Beveiliging (SG)
Om een veilige werkzone te creëren, moeten er rond de Manipulator veiligheidsbarrières worden opgezet. Bij de ingang en de uitgang van deze veiligheidsbarrières moeten er beveiligingen worden geïnstalleerd.
De term "beveiliging" in deze handleiding verwijst naar een veiligheidsapparaat met een vergrendeling die het mogelijk maakt om zich binnen een veiligheidsbarrière te begeven. Meer bepaald omvat dit veiligheidsdeurschakelaars, veiligheidsbarrières, lichtgordijnen, veiligheidspoorten, veiligheidsvloermatten, e.d. De beveiliging is een ingang die de robotcontroller informeert dat er zich mogelijk een operator in de beveiligingszone bevindt. U moet ten minste één beveiliging (SG) toewijzen in de Safety Function Manager.
Wanneer de beveiliging wordt geopend, wordt de beschermende stop geactiveerd en omgeschakeld naar de status met open beveiliging (display: SO).
- Beveiliging open
Bedrijf is verboden.
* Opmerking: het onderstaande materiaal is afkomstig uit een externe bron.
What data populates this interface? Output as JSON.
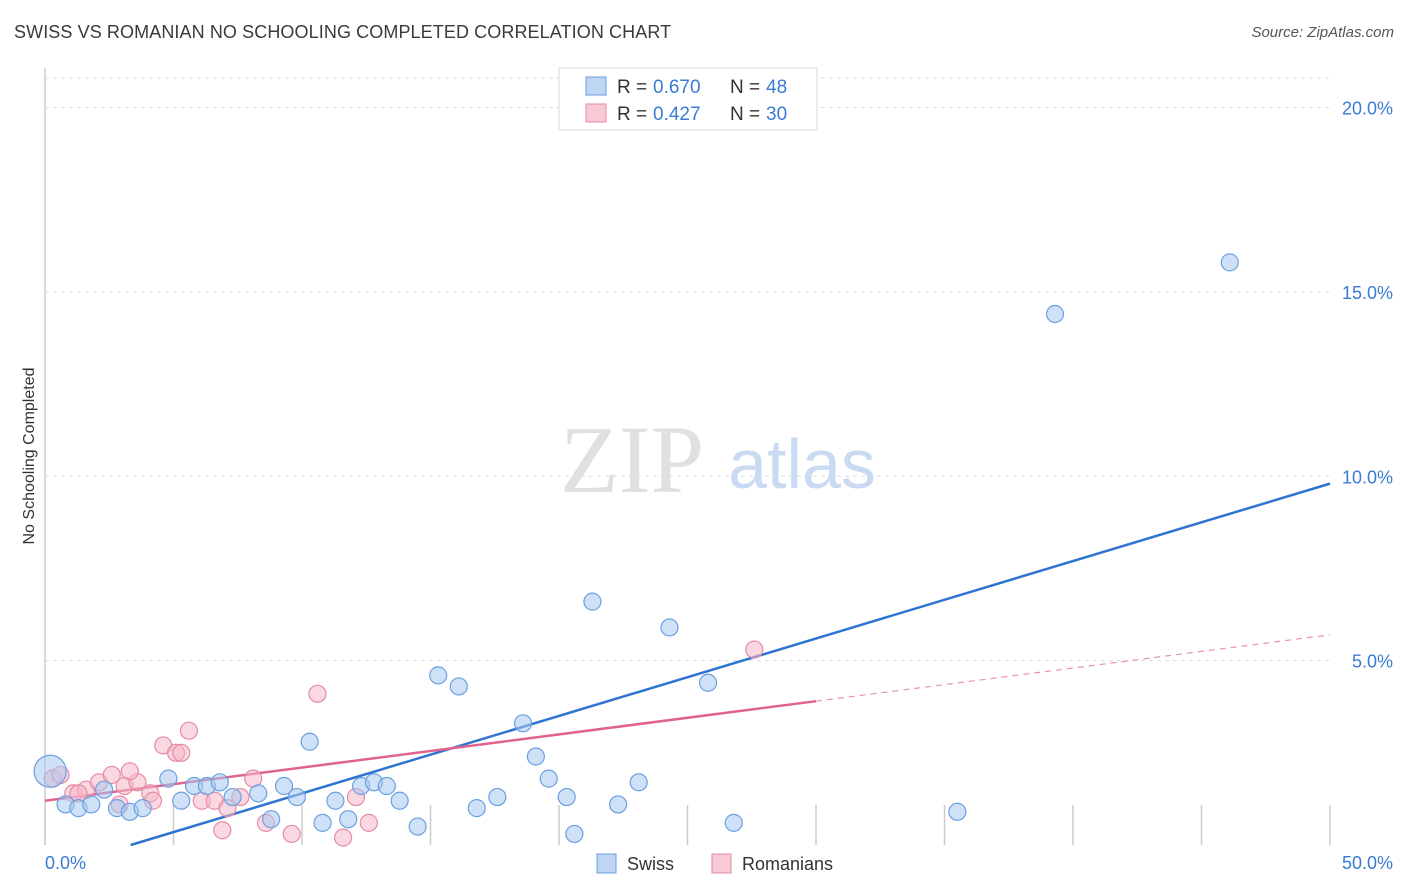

Verder robotbedrijf is niet mogelijk tot ofwel de beveiliging wordt gesloten, de vergrendelingsstatus wordt vrijgegeven en een opdracht wordt uitgevoerd; of de bedrijfsmodus TEACH of TEST wordt aangezet en het inschakelcircuit wordt geactiveerd. - Beveiliging dicht
De robot kan automatisch werken in een status zonder beperkingen (hoog vermogen).
WAARSCHUWING
- Als een derde partij per ongeluk de beveiliging vrijgeeft terwijl een operator binnen de veiligheidsbarrières werkt, kan er een gevaarlijke situatie ontstaan. Om de operator binnen de veiligheidsbarrières te beschermen, moet u maatregelen toepassen voor blokkering en vergrendeling (lock-out) of signalisatie (tag-out) van de vrijgaveschakelaar van de vergrendeling.
- Om operators die dicht bij de robot werken te beschermen, moet er een beveiligingsschakelaar worden aangesloten. Controleer of deze juist functioneert.
Veiligheidsbarrières installeren
Als veiligheidsbarrières binnen het maximumbereik van de Manipulator worden geïnstalleerd, combineer deze dan met veiligheidsfuncties zoals SLP. Houd nauwkeurig rekening met de grootte van de hand en de werkstukken die worden vastgehouden, zodat de bewegende onderdelen en de veiligheidsbarrières elkaar niet in de weg kunnen zitten.
Beveiligingen installeren
Ontwerp de beveiligingen zodanig dat deze aan de volgende vereisten voldoen:
- Als een veiligheidsapparaat met een sleutelschakelaar wordt gebruikt, gebruik dan een schakelaar die de vergrendelingscontacten geforceerd opent. Gebruik geen schakelaars waarvan de contacten door de veerkracht van de vergrendeling worden geopend.
- Als een vergrendelingsmechanisme wordt gebruikt, schakel het vergrendelingsmechanisme dan niet uit.
Rekening houden met de stopafstand
Ook als de beveiliging wordt geopend, kan een werkende Manipulator niet onmiddellijk tot stilstand komen. De stoptijd en de bewegingsafstand verschillen afhankelijk van de volgende factoren.
Gewicht van de hand, instelling WEIGHT, instelling ACCEL, gewicht van het werkstuk, instelling SPEED, houding tijdens de beweging, e.d.
Raadpleeg het volgende gedeelte voor de stoptijd en de bewegingsafstand van de Manipulator.
Bijlage C: stoptijd en stopafstand wanneer de beveiliging wordt geopend
Voorzorgsmaatregelen voor de werking van de beveiliging
Open de beveiliging niet onnodig terwijl de motor voeding krijgt. Frequente activering van de beveiligingsingangen vermindert de levensduur van het relais.